A few months back I had the privilege of interviewing Lance Greathouse, a dental laser repair technician who builds some seriously inventive machines in his spare time. Frightening robots, souped-up wheelchairs, and more. I wrote about his latest creation, a drive-able, fire-spewing tailgating rig, in this piece for Popular Science, but I was also struck by what we'll call his philosophy, or at least the parts of it we discussed. None of this made it into the story, which covered what he did and why he did it, so I figured I'd share some here.
On the creative impulse:
"I get an idea in my head and I've got to build it or I go nuts. It's a sickness. Once I see something I've got to build it or I just go crazy."
The benefits of building:
"When I'm working on something my mind is clear. That's how I relax. People think I'm nuts because I'm out here hammering on something until one in the morning, but that's how I relax. Some people fish, some people watch TV, some people build."

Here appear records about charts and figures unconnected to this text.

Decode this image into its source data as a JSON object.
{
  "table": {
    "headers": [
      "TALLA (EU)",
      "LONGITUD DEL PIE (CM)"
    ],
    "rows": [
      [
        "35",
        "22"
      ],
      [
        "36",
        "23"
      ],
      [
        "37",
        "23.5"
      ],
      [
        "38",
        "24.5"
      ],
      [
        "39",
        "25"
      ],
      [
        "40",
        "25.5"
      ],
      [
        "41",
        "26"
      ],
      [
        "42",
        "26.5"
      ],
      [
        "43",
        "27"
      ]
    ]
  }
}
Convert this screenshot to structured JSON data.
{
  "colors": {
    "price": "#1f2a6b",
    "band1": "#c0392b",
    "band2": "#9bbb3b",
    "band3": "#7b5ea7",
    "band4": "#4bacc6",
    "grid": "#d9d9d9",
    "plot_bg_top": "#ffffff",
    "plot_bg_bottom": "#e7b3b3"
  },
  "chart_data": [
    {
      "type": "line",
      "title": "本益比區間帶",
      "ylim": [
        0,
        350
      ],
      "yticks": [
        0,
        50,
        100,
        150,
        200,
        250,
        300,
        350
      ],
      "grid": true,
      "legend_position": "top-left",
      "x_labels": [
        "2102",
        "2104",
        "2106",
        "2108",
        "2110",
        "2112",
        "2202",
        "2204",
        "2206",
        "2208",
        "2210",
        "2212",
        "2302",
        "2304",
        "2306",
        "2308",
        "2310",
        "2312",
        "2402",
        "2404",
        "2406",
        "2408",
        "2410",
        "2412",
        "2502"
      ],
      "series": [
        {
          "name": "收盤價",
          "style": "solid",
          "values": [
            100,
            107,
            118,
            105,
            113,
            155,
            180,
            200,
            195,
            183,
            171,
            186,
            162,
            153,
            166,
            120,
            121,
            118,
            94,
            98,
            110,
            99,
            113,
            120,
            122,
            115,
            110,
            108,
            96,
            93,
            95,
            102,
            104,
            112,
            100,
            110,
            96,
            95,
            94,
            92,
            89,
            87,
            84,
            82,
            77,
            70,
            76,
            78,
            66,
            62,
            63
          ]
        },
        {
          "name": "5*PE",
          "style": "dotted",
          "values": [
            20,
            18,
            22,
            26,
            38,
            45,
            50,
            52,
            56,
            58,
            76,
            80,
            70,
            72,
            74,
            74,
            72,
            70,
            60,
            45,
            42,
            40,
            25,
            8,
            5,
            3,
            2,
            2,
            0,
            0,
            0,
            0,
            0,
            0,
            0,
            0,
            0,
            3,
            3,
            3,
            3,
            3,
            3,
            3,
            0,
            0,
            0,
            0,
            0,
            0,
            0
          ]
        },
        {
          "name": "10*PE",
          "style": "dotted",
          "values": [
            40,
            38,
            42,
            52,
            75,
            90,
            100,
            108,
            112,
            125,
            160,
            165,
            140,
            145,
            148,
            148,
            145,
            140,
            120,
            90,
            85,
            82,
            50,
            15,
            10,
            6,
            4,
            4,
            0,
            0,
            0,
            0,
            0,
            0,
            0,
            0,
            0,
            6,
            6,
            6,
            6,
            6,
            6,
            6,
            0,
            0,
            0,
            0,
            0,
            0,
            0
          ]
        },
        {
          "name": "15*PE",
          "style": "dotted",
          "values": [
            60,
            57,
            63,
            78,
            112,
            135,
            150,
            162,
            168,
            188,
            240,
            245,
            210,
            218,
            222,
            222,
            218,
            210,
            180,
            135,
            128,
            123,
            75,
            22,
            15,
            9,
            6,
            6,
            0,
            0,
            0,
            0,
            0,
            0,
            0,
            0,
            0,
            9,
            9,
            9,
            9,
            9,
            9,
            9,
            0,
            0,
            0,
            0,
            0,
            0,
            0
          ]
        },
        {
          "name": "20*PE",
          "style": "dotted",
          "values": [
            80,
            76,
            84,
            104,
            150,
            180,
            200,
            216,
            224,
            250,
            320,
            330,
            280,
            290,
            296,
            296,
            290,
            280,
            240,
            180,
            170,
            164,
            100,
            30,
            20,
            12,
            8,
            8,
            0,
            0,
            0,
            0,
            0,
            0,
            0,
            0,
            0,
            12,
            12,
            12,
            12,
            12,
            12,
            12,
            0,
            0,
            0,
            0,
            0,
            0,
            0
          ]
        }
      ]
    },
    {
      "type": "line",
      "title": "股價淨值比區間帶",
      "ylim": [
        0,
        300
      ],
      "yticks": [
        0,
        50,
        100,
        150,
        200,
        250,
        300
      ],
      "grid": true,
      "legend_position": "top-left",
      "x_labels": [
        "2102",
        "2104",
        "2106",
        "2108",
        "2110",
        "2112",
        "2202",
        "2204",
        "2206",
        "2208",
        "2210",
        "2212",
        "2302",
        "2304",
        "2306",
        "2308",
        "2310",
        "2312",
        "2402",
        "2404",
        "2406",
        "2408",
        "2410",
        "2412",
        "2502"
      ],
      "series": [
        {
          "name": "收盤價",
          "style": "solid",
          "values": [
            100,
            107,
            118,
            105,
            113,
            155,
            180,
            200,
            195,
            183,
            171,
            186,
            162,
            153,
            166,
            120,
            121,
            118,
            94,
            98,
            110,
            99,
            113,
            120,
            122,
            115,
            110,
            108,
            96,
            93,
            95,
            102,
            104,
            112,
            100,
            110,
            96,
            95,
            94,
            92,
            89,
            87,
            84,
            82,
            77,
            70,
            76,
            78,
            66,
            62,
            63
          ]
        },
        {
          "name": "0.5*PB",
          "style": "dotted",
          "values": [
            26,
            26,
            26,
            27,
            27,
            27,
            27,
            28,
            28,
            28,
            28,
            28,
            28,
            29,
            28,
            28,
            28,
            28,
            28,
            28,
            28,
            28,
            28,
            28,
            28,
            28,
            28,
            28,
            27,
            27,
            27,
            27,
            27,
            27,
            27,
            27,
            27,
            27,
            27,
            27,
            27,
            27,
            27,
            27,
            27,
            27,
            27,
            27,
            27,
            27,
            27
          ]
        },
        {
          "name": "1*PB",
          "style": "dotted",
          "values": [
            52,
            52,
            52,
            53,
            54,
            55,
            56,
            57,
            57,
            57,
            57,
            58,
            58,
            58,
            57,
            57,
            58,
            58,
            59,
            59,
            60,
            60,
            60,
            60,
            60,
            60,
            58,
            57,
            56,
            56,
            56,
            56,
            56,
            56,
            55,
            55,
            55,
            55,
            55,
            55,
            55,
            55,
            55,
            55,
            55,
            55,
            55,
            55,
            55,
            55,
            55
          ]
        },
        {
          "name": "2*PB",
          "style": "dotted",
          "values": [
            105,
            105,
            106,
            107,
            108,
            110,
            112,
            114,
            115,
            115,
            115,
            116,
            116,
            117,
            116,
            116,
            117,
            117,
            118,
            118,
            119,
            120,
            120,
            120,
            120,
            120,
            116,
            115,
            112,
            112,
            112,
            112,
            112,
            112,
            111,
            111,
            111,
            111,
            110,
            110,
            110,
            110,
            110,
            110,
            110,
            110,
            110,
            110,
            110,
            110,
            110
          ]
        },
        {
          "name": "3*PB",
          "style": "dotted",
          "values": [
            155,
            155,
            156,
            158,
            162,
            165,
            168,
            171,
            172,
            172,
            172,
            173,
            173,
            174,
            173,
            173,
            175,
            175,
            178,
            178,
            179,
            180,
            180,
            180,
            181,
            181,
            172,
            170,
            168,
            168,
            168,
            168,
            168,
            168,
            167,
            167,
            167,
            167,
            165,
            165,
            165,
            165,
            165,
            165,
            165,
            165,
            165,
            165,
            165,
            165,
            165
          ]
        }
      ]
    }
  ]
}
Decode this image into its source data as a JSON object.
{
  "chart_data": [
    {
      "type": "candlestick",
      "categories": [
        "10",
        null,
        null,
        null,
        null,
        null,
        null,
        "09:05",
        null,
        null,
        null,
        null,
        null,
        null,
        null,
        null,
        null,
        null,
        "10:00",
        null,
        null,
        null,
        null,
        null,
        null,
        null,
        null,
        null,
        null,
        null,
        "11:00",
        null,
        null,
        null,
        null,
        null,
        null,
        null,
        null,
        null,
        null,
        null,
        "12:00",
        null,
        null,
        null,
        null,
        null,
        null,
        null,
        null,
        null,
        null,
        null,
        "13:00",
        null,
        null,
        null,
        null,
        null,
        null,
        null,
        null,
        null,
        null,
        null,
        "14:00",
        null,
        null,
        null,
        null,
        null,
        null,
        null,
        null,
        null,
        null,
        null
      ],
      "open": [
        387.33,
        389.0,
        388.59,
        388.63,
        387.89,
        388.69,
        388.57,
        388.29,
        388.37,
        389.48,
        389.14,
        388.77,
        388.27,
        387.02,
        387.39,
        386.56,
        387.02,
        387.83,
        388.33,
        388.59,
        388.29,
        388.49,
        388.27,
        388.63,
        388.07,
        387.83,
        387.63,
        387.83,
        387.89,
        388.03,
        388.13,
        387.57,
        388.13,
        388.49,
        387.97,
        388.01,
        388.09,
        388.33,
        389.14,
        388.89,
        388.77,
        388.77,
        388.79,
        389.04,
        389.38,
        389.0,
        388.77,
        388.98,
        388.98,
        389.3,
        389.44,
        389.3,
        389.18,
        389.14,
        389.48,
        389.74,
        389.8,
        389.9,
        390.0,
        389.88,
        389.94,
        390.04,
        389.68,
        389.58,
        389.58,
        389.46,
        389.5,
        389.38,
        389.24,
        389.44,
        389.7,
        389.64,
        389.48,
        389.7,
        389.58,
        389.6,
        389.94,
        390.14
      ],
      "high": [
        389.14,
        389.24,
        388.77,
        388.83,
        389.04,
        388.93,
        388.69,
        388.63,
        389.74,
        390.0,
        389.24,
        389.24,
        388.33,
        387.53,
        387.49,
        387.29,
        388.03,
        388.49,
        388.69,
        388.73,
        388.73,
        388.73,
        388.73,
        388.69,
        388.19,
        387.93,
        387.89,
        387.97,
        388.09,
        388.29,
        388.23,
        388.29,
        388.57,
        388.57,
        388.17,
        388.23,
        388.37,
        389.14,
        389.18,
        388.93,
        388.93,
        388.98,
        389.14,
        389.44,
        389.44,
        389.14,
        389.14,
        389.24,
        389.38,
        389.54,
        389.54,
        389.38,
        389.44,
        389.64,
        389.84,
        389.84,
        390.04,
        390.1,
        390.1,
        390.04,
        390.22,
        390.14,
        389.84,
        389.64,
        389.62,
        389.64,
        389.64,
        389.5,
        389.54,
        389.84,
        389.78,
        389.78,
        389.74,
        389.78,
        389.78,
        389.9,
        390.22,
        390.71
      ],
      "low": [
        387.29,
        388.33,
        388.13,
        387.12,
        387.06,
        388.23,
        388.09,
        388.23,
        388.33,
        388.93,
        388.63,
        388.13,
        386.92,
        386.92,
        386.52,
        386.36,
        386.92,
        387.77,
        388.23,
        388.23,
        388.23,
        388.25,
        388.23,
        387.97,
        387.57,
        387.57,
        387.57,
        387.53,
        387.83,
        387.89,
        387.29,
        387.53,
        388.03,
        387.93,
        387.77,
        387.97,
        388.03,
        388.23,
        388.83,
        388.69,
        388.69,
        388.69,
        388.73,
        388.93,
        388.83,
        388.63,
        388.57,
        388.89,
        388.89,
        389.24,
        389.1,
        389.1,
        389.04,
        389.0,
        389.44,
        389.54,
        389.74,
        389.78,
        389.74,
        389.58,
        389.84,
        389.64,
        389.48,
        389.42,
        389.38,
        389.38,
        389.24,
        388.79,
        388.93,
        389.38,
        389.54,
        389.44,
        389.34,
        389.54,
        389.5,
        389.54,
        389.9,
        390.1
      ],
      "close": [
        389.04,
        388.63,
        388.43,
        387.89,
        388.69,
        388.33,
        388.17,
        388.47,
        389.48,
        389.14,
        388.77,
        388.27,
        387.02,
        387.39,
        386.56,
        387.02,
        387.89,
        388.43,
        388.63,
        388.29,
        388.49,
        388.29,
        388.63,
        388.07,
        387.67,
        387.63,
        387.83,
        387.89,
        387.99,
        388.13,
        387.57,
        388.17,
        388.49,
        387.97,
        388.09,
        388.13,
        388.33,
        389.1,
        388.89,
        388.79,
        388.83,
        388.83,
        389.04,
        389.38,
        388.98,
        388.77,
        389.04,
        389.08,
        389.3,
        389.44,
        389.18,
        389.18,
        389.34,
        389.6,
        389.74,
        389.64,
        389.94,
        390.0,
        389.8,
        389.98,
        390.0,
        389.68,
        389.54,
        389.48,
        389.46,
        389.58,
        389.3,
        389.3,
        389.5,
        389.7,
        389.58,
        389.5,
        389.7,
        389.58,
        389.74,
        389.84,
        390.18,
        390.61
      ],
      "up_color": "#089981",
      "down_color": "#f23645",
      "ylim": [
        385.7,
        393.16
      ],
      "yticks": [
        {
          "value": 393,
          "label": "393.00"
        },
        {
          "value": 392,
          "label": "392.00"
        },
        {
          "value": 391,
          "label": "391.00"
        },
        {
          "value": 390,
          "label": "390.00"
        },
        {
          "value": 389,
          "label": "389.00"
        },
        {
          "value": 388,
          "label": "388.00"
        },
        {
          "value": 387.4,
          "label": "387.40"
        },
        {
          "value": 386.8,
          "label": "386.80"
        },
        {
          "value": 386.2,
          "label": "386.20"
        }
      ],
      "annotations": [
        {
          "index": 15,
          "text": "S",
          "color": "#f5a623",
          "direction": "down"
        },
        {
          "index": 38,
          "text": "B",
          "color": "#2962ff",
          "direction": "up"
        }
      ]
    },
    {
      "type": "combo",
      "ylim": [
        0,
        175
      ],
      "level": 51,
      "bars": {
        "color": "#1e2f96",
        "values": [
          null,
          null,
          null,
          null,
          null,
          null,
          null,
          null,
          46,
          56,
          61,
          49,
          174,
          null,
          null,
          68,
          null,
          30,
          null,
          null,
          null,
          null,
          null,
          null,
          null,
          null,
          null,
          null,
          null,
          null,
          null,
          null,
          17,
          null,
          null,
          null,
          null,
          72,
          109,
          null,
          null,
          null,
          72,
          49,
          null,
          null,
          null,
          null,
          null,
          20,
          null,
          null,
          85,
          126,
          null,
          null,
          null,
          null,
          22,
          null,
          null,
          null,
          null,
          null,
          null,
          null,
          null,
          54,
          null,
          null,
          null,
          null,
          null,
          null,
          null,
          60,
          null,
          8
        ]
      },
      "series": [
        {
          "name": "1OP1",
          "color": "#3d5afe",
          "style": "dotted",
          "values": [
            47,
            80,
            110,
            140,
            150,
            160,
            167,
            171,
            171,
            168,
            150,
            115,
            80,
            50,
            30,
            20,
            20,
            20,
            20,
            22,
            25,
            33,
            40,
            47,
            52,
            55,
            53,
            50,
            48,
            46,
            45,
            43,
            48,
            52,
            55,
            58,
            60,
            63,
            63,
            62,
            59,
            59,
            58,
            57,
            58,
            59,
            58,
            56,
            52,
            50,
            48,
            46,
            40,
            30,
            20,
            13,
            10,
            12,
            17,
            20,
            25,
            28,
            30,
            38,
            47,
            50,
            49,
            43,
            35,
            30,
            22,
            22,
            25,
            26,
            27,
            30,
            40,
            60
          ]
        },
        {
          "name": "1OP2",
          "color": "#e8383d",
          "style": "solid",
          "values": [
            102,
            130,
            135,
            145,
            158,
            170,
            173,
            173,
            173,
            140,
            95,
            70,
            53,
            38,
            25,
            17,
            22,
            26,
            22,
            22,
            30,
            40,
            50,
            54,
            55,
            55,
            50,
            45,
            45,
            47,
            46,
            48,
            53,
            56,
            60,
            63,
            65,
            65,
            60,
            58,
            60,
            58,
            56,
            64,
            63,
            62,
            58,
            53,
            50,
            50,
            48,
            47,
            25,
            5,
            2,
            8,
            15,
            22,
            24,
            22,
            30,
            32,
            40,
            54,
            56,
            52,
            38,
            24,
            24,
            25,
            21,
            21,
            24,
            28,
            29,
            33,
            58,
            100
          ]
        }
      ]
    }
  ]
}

On putting down the phone:
When people ask him how he creates so many cool machines in his spare time, Greathouse asks them to hand him their phone. Then he turns it off and puts it away. "How can you focus on anything when you're always looking at your phone all the time?" he asks.
And on raising kids:
"If I could go back and do it over I would totally eliminate the video games. I hate that stuff with a passion. The kids waste so much time on that and they have absolutely nothing to show for that time. I'd rather my kids go out and collect rocks or sticks."